Sotto. Affrontiamo l’avvio di gara senza timori reverenziali nei confronti della capolista. Anzi, già al 2′, Di Stefano prova a sorprendere Mastrantonio con un pallonetto, ma il portiere giallorosso, leggermente fuori dai pali, recupera la posizione e blocca. I padroni di casa si fanno vivi dalle parti di Saio al 23′ che, dopo una prima uscita a vuoto, recupera in tuffo sul tentativo di Voelkerling. Nulla può il portiere blucerchiato al 28′ quando un tocco corto di Aquino in area favorisce Cherubini, che da pochi passi fa centro e sblocca il risultato. Sotto di una rete la squadra di Tifano rischi di affogare, al 33′ Saio ci tiene a galla sul tentativo di Tahirovic, quindi è Di Stefano (43′) a scuoterci con una conclusione potente e centrale, parata.
Stregata. Ripartiamo con l’inserimento di Polli e Pozzato ed è proprio quest’ultimo, al 12′, che sfiora il palo e il pareggio con una conclusione di sinistro dopo un assolo centrale.
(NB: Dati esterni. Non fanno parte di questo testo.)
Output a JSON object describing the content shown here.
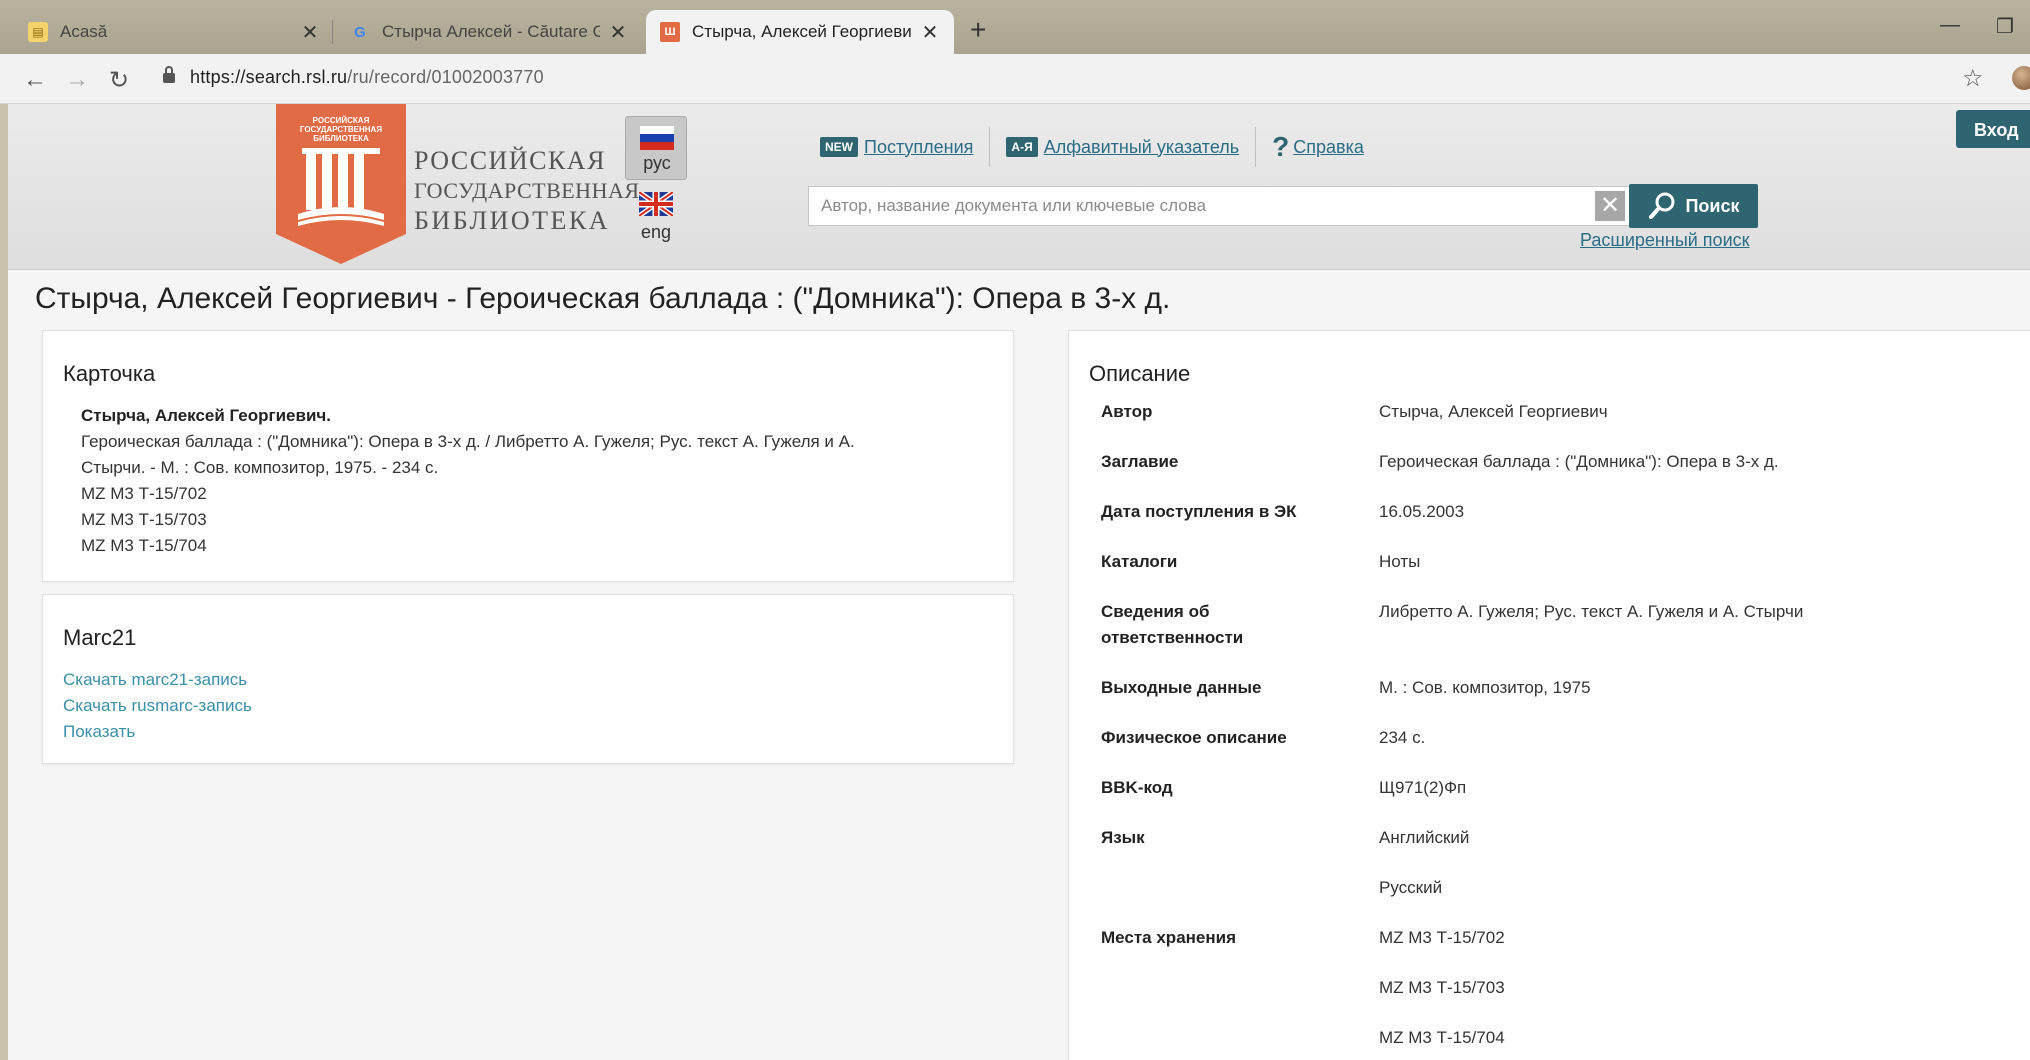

Malgrado il vantaggio della Roma, il secondo tempo si gioca sul confine sottile dell’equilibrio e con il passare dei minuti prendiamo in mano il pallino del gioco. Tra i blucerchiati si rivede anche Alfonso Sepe, al rientro dopo un lungo infortunio, mentre i giallorossi giocano solo di rimessa: Saio tiene aperta la gara al 37′ con un super intervento su Padula, poi si deve arrendere per la seconda volta a Missori (40′), servito nello spazio dal neoentrato Satriano. Ci proviamo fino all’ultimo alito di partita (con Bonfanti e Perego nel recupero), ma la capitale resta stregata. Prossimo appuntamento sabato con il Milan a Bogliasco.
Roma 2
Sampdoria 0
Reti: p.t. 28′ Cherubini; s.t. 40′ Missori.
Roma (3-5-2): Mastrantonio; Ndiaye (49′ s.t. Zajsek), Keremitsis, Tripi; Missouri, Tahirovic, Volpato (25′ s.t. Satriano), Faticanti, Rocchetti; Voelkerling (25′ s.t. Padula), Cherubini (16′ s.t. Pagano).
A disposizione: Berti, Baldi, Oliveiras, Di Bartolo, Dicorato, Ngingi, Loukima, Verrengia.
Allenatore: De Rossi.
Sampdoria (3-5-2): Saio; Mane, Aquino, Bonfanti; Somma (1′ s.t. Dolcini), Malagrida (34′ s.t. Perego), Paoletti, Bontempi (28′ s.t. A. Sepe), Migliardi; (34′ s.t. Leonardi) Montevago (1′ s.t. Pozzato), Di Stefano.
A disposizione: Tantalocchi, Samotti, Napoli, Polli, Chilafi, Bianchi, Porcu.
Allenatore: Tufano.
Arbitro: Nicolini di Brescia.
Assistenti: Basile di Chieti e Dell’Arciprete di Vasto.
Note: ammoniti al 7′ s.t. Ndiaye, al 10′ s.t. Paoletti, al 17′ s.t. Keramitsis, al 45′ s.t. Mastrantonio per gioco scorretto; recupero 1′ p.t., 3′ s.t.; spettatori 300 circa; terreno di gioco in buone condizioni.